Taze sıkılmış portakal suyumu yudumlarken, açıklamayı bir kez daha okudum.
*
Ömer Özmen’in rakamsal verilerle yaptığı açıklamada, verilerin TÜİK’ten temin edildiği bilgisini görünce neden bilmem ciddiye alasım gelmedi.
Ömer Özmen birçok rakamsal veri paylaşıp, “Aydın'da Büyükşehir Belediyesi ve ana muhalefetin temsilcileri öyle bir hale geldi ki artık ‘bamya’ üzerinden siyaset yapıyorlar” demiş.
*
Tam o sırada son dakika bildirimlerime AK Parti Karacasu İlçe Başkan Yardımcısı ve Şoförler Odası Başkanı Adnan Tuncer’in sosyal medyada yayınlanan uygunsuz görüntülerinin haberi düştü.
O anda bamyayı düşündüğüm için AK Parti Karacasu Başkanı’nın “Müstehcen bir şey yok” diyerek kendini savunması garibime gitmedi.
“Muhtemelen ‘bamyanın’ müstehcen olmadığını anlatmaya çalışmıştır” diye düşündüm.
*
İki dakika geçmedi telefonun ekranına Diyanet’in üvey torunun dedeye ‘helal’ olduğu fetvasının yer aldığı bir haber düştü.
2016 yılında da "Babanın, dokuz yaşından büyük kızına şehvet duyması haramlık oluşturmaz" diyen Diyanet İşleri Başkanlığı’na bağlı Türkiye Diyanet Vakfı’na sinkaflı cümleler kurdum.
*
“Bu nasıl bir din anlayışı, bu nasıl siyaset” diye düşünürken son dakika bildirimlerime “Eskişehir’de 18 kızıl geyik ekolojik dengeyi bozdukları gerekçesiyle ihale ile vurulacak” haberi düştü.
“Avcılık ‘spor’ değil, cinayettir.

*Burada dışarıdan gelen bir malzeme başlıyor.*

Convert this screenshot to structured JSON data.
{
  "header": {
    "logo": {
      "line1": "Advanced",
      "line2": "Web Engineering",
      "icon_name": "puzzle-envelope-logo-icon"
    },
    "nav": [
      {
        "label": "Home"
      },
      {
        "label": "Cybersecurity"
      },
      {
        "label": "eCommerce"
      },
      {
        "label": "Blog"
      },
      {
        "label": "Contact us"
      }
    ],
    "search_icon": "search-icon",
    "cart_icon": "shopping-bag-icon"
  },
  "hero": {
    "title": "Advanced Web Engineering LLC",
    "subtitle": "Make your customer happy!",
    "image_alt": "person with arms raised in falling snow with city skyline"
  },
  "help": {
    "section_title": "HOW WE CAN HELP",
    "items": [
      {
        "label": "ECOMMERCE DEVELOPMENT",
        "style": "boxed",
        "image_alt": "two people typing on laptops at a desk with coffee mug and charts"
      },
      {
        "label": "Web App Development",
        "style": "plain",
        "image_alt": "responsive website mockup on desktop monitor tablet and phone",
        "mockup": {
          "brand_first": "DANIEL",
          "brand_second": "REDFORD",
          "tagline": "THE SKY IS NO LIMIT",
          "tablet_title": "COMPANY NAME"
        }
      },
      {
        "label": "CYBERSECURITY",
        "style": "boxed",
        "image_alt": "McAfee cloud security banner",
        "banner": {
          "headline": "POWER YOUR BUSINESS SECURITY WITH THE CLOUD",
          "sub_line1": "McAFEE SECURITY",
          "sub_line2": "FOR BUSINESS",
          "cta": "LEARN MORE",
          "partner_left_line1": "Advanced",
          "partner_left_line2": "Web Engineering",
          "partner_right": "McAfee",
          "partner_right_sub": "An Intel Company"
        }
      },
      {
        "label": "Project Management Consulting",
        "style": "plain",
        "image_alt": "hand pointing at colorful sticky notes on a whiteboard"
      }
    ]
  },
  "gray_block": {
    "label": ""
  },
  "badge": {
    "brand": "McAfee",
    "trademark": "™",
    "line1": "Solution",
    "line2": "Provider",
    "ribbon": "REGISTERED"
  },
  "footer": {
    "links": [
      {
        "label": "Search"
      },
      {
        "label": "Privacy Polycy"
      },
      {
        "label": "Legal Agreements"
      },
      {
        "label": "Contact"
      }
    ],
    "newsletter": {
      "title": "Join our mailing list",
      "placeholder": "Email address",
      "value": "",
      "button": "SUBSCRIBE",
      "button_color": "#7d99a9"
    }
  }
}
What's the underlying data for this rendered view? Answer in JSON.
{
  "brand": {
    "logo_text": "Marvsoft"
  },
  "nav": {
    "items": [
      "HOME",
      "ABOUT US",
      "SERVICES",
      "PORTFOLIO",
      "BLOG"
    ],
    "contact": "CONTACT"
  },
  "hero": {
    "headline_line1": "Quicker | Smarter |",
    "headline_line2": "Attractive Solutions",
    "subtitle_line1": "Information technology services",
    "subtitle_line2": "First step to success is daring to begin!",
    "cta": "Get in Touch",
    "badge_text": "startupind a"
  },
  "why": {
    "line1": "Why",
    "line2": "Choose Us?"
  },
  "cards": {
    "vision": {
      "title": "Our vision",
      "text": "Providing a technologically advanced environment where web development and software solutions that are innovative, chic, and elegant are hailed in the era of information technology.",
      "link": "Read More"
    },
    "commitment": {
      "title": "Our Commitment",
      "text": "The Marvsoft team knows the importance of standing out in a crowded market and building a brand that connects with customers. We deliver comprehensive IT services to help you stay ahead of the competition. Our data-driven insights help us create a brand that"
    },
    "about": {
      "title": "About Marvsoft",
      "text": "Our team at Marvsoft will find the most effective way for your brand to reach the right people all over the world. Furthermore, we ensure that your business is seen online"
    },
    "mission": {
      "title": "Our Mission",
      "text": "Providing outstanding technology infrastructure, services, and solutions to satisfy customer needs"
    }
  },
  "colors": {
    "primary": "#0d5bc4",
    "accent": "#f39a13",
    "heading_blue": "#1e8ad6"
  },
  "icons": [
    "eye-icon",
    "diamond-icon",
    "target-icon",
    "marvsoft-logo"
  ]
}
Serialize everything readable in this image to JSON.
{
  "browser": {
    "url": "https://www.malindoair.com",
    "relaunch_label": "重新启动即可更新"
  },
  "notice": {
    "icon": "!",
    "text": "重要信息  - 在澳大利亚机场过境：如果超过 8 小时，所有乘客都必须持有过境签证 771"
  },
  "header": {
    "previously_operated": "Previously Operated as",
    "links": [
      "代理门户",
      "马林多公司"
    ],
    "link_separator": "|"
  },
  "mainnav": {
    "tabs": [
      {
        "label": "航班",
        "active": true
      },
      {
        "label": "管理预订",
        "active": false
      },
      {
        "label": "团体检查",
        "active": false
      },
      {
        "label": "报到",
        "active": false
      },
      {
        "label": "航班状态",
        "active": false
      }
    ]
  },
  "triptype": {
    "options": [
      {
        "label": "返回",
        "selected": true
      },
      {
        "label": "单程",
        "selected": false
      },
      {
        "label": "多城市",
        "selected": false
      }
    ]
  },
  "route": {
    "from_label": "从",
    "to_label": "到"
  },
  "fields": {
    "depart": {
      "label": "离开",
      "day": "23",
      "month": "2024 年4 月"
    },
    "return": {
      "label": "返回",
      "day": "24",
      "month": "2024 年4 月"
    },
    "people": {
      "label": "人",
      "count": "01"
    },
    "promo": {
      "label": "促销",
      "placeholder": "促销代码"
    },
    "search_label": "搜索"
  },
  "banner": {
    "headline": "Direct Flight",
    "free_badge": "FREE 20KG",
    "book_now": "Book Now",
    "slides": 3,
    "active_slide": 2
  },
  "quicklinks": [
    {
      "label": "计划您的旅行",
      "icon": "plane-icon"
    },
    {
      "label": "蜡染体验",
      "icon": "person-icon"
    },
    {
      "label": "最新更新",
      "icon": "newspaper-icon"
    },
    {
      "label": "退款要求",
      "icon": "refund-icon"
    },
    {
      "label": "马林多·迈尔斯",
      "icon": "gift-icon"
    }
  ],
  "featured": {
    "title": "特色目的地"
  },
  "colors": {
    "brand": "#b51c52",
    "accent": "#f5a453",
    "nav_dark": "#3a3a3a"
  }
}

Ekolojik dengeyi bozan tek hayvan insanlardır” diye kendi kendime söylendim.
*
Sonra döndüm Ömer Özmen’in açıklamasında yer alan “Aydın'da Büyükşehir Belediyesi ve ana muhalefetin temsilcileri öyle bir hale geldi ki artık ‘bamya’ üzerinden siyaset yapıyorlar” cümlesini tekrar okudum.
Hak verdim aslında Ömer Özmen’e.
Değil, Ana Muhalefet tüm muhalefetin hatta kendini ‘insan’ olarak tanımlayan herkesin mesela Diyanet’in bir çocuğu üvey de olsa dedeye helal demesine tepki vermeliydi.
Şanlıurfa da doğum yapan 14 yaşındaki kızın, “Babası kim?” diye sordukları soruya, "Ya abim ya dayım, ikisi de bana tecavüz etti" diyerek verdiği cevap ve bu ülkedeki yozlaşan ahlak üzerinden siyaset yapılmalıydı.
*
Emeklilikte Yaşa Takılanlar için: "Ekonomik kurtuluş savaşı verdiğimiz bir dönemde bu yükü nasıl milletin sırtına yükleriz?” denildikten sonra 76 ünlü kişinin hem de hiç ihtiyaçları olmadığı halde 15 bin lira maaşa, hatta bazılarının 4-5 ayrı maaşa bağlanması üzerinden siyaset yapılması gerekirdi.
*
Her muayeneye, her ilaca, her reçeteye para verdiğimiz halde SGK'nın 6 aylık görev zararının 46 milyar liraya ulaştığı üzerinden siyaset yapılmalıydı.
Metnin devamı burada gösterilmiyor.